Consequently, this Administration will continue to lay emphasis on diversifying our sources of revenue from oil to non-oil sources. In the 2009 fiscal year, more emphasis will be placed on increasing remittances from public corporations, parastatals and agencies. In this regard, we anticipate greater Independent Revenue of about N306 billion from various sources.
The Federal Inland Revenue and Nigerian Customs Services will be further empowered to meet their mandates and shall be expected to increase their efficiency in collection. Trade related revenues will increase, as the 48-hour cargo clearance reforms transform the efficiency of our ports.
"While the tariff bands under the new 2008-2012 Nigeria Customs and Tariff Book are lower than what previously obtained, the fifth band of 35% continues to afford modest protection for some of our key local industries.
The new tariffs are also consistent with our commitment to expanding trade across the ECOWAS region and creating new export opportunities for our domestic industries.

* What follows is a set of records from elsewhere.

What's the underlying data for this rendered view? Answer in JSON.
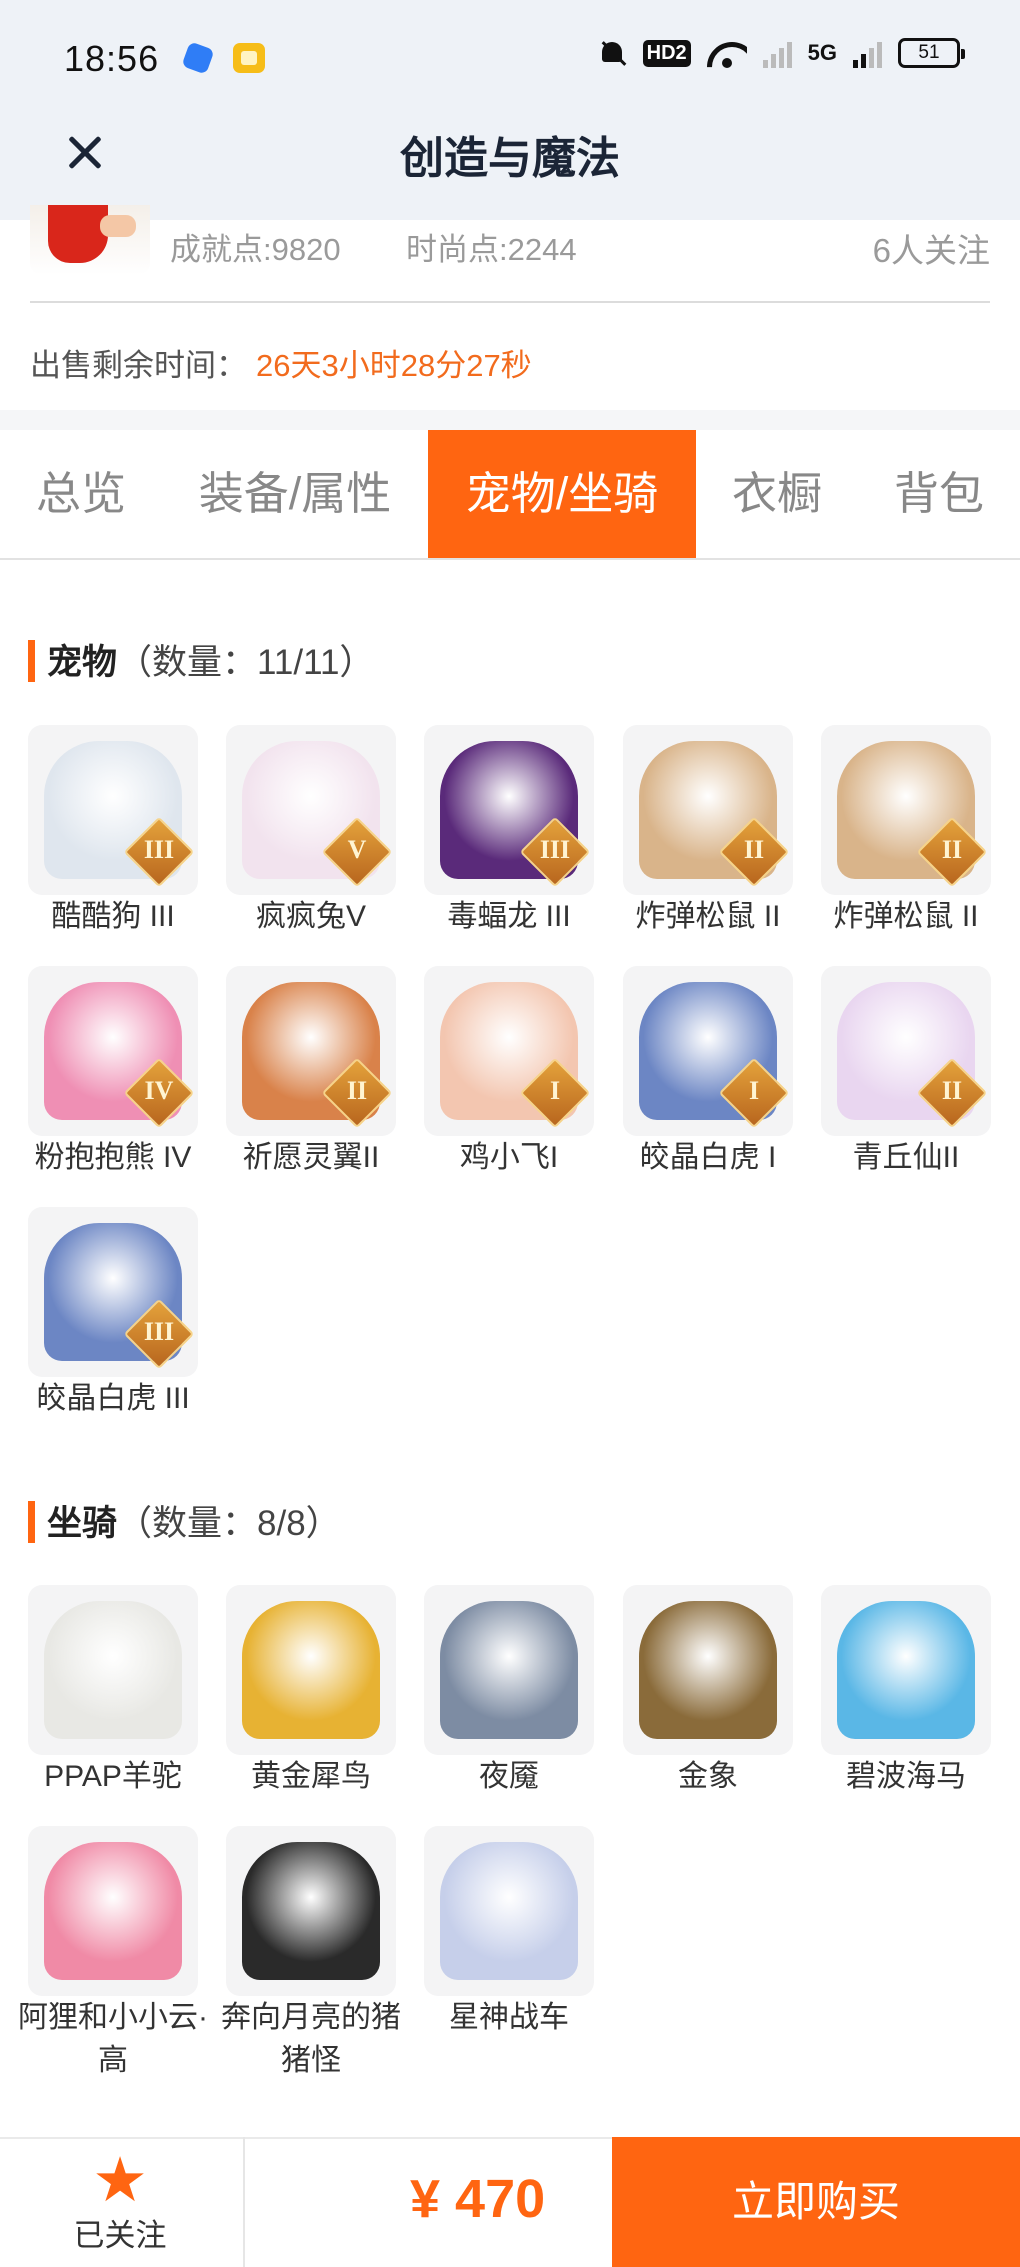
{
  "status_bar": {
    "time": "18:56",
    "hd_label": "HD2",
    "network_label": "5G",
    "battery": "51"
  },
  "nav": {
    "title": "创造与魔法"
  },
  "seller": {
    "achievement": "成就点:9820",
    "fashion": "时尚点:2244",
    "followers": "6人关注"
  },
  "sale": {
    "time_left_label": "出售剩余时间：",
    "time_left_value": "26天3小时28分27秒"
  },
  "tabs": [
    {
      "label": "总览",
      "active": false
    },
    {
      "label": "装备/属性",
      "active": false
    },
    {
      "label": "宠物/坐骑",
      "active": true
    },
    {
      "label": "衣橱",
      "active": false
    },
    {
      "label": "背包",
      "active": false
    }
  ],
  "pets": {
    "title": "宠物",
    "count": "（数量：11/11）",
    "items": [
      {
        "name": "酷酷狗 III",
        "tier": "III",
        "icon": "cool-dog-icon",
        "color": "#dfe6ee"
      },
      {
        "name": "疯疯兔V",
        "tier": "V",
        "icon": "crazy-rabbit-icon",
        "color": "#f2e3ee"
      },
      {
        "name": "毒蝠龙 III",
        "tier": "III",
        "icon": "poison-bat-dragon-icon",
        "color": "#5a2a7a"
      },
      {
        "name": "炸弹松鼠 II",
        "tier": "II",
        "icon": "bomb-squirrel-icon",
        "color": "#d9b48a"
      },
      {
        "name": "炸弹松鼠 II",
        "tier": "II",
        "icon": "bomb-squirrel-icon",
        "color": "#d9b48a"
      },
      {
        "name": "粉抱抱熊 IV",
        "tier": "IV",
        "icon": "pink-hug-bear-icon",
        "color": "#ef8fb4"
      },
      {
        "name": "祈愿灵翼II",
        "tier": "II",
        "icon": "wish-wing-icon",
        "color": "#d9824a"
      },
      {
        "name": "鸡小飞I",
        "tier": "I",
        "icon": "chicken-fly-icon",
        "color": "#f3c6b0"
      },
      {
        "name": "皎晶白虎 I",
        "tier": "I",
        "icon": "white-tiger-icon",
        "color": "#6c86c4"
      },
      {
        "name": "青丘仙II",
        "tier": "II",
        "icon": "qingqiu-fairy-icon",
        "color": "#e9d6f0"
      },
      {
        "name": "皎晶白虎 III",
        "tier": "III",
        "icon": "white-tiger-icon",
        "color": "#6c86c4"
      }
    ]
  },
  "mounts": {
    "title": "坐骑",
    "count": "（数量：8/8）",
    "items": [
      {
        "name": "PPAP羊驼",
        "icon": "alpaca-icon",
        "color": "#e8e8e4"
      },
      {
        "name": "黄金犀鸟",
        "icon": "golden-hornbill-icon",
        "color": "#e7b233"
      },
      {
        "name": "夜魇",
        "icon": "night-mare-icon",
        "color": "#7d8ca3"
      },
      {
        "name": "金象",
        "icon": "golden-elephant-icon",
        "color": "#8a6b3a"
      },
      {
        "name": "碧波海马",
        "icon": "seahorse-icon",
        "color": "#5ab7e6"
      },
      {
        "name": "阿狸和小小云·高",
        "icon": "ali-cloud-icon",
        "color": "#f08aa6"
      },
      {
        "name": "奔向月亮的猪猪怪",
        "icon": "moon-pig-icon",
        "color": "#2a2a2a"
      },
      {
        "name": "星神战车",
        "icon": "star-chariot-icon",
        "color": "#c6cfea"
      }
    ]
  },
  "bottom": {
    "follow_label": "已关注",
    "price": "¥ 470",
    "buy_label": "立即购买"
  }
}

As compliance improves and the incidence of smuggling reduces, we expect that non-oil, trade-related revenue will increase.
"Finally, as we increase spending on our transportation and power infrastructure, we will ensure a better investment environment for our industries, entrepreneurs and investors through substantial reduction in the cost of doing business.

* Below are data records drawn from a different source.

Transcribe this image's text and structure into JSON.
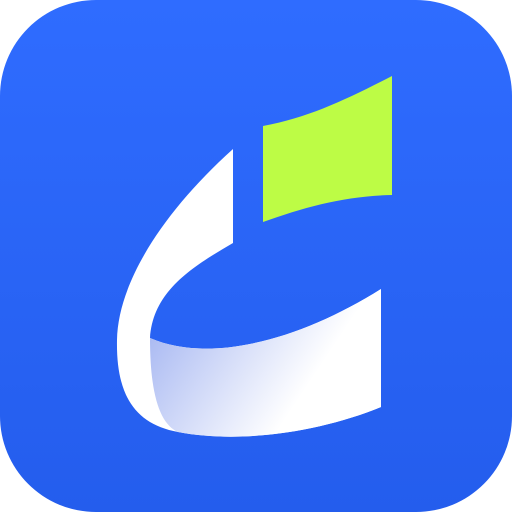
{
  "icon": {
    "name": "app-icon-letter-c-with-flag",
    "colors": {
      "background_top": "#2f6cff",
      "background_bottom": "#245ded",
      "letter": "#ffffff",
      "letter_shadow": "#a9b9f2",
      "flag": "#bdfc45"
    }
  }
}
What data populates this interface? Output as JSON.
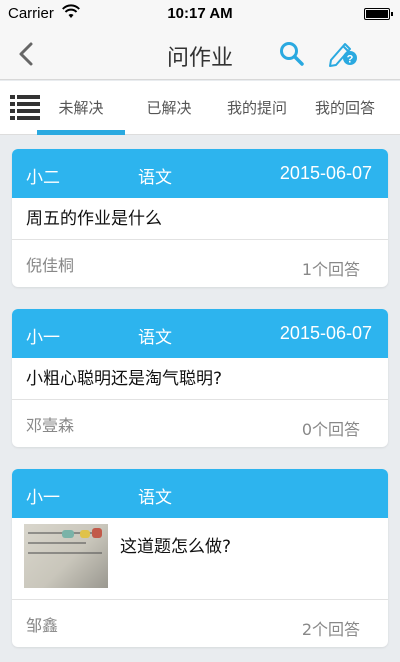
{
  "status_bar": {
    "carrier": "Carrier",
    "time": "10:17 AM"
  },
  "nav": {
    "title": "问作业",
    "back_icon": "chevron-left-icon",
    "search_icon": "search-icon",
    "ask_icon": "ask-question-icon",
    "accent": "#2aa9e0"
  },
  "tabs": {
    "menu_icon": "list-menu-icon",
    "items": [
      {
        "label": "未解决",
        "active": true
      },
      {
        "label": "已解决",
        "active": false
      },
      {
        "label": "我的提问",
        "active": false
      },
      {
        "label": "我的回答",
        "active": false
      }
    ]
  },
  "questions": [
    {
      "author": "小二",
      "subject": "语文",
      "date": "2015-06-07",
      "question": "周五的作业是什么",
      "asker": "倪佳桐",
      "answers": "1个回答"
    },
    {
      "author": "小一",
      "subject": "语文",
      "date": "2015-06-07",
      "question": "小粗心聪明还是淘气聪明?",
      "asker": "邓壹森",
      "answers": "0个回答"
    },
    {
      "author": "小一",
      "subject": "语文",
      "date": "",
      "question": "这道题怎么做?",
      "asker": "邹鑫",
      "answers": "2个回答",
      "has_image": true
    }
  ],
  "colors": {
    "card_header": "#2db4ee",
    "background": "#e9ecef"
  }
}
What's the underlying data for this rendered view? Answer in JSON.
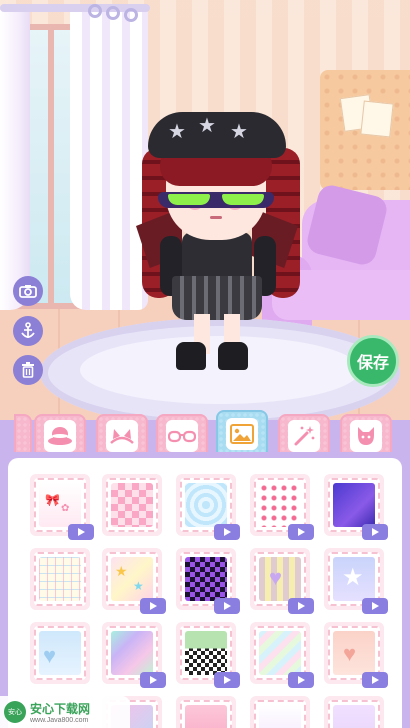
{
  "scene": {
    "save_label": "保存"
  },
  "tools": [
    {
      "icon": "camera-icon"
    },
    {
      "icon": "anchor-icon"
    },
    {
      "icon": "trash-icon"
    }
  ],
  "tabs": [
    {
      "icon": "hat-icon",
      "active": false
    },
    {
      "icon": "cat-ears-icon",
      "active": false
    },
    {
      "icon": "glasses-icon",
      "active": false
    },
    {
      "icon": "background-image-icon",
      "active": true
    },
    {
      "icon": "magic-wand-icon",
      "active": false
    },
    {
      "icon": "cat-pet-icon",
      "active": false
    }
  ],
  "items": [
    {
      "kind": "bows",
      "video": true
    },
    {
      "kind": "checker-pink",
      "video": false
    },
    {
      "kind": "heart-rings",
      "video": true
    },
    {
      "kind": "hearts-pattern",
      "video": true
    },
    {
      "kind": "galaxy",
      "video": true
    },
    {
      "kind": "heart-grid",
      "video": false
    },
    {
      "kind": "stars-pastel",
      "video": true
    },
    {
      "kind": "checker-purple",
      "video": true
    },
    {
      "kind": "plaid-heart",
      "video": true
    },
    {
      "kind": "star-blue",
      "video": true
    },
    {
      "kind": "sky-hearts",
      "video": false
    },
    {
      "kind": "holo",
      "video": true
    },
    {
      "kind": "drip",
      "video": true
    },
    {
      "kind": "pastel-stripes",
      "video": true
    },
    {
      "kind": "peach-hearts",
      "video": true
    },
    {
      "kind": "row4-a",
      "video": false
    },
    {
      "kind": "row4-b",
      "video": false
    },
    {
      "kind": "row4-c",
      "video": false
    },
    {
      "kind": "row4-d",
      "video": false
    },
    {
      "kind": "row4-e",
      "video": false
    }
  ],
  "watermark": {
    "title": "安心下载网",
    "url": "www.Java800.com",
    "logo_text": "安心"
  },
  "colors": {
    "accent_purple": "#8a7fe0",
    "save_green": "#39b86b",
    "tab_pink": "#f7b7cc",
    "tab_active_blue": "#a8dcf1"
  }
}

Philosophy and thrust of the 2009 Budget
"The 2009 Federal Budget is focussed on delivering on the promises of this Administration's Seven-Point Agenda by enhancing investment in critical physical infrastructure and human capital development, implementing socio-economic reforms and consolidating democracy.
"Many of the 2009 Budget interventions adopt a multi-dimensional approach in addressing key challenges to our development as a nation.
As our Public-Private Partnership policy is fully implemented, private initiatives are expected to complement the Government's interventions in key areas of our economy with the overarching objective of making a positive, tangible and enduring difference to the life of the ordinary Nigerian.
"The 2009 Budget is to give priority to the completion of ongoing projects, which will quickly deliver tangible results in service delivery. Accordingly, rather than embarking on new projects, this Administration has opted to devote more resources to completing existing projects and discharging outstanding obligations from the 2007 and 2008 fiscal years.
We will continue to ensure that all new projects are well articulated, properly costed, and sensibly prioritised, taking into account available resources and the implementation capacity of the MDAs.
"The 2009 Federal Budget is to deliver on our promises to reduce poverty and attain our Millennium Development Goals.
Our guiding vision is as encapsulated in the Seven-Point Agenda. By enhancing physical infrastructure through improving the power and road transportation sectors, we can improve the capacity of our non-oil sectors, such as agriculture and manufacturing, to contribute to more sustainable and enduring economic growth and development.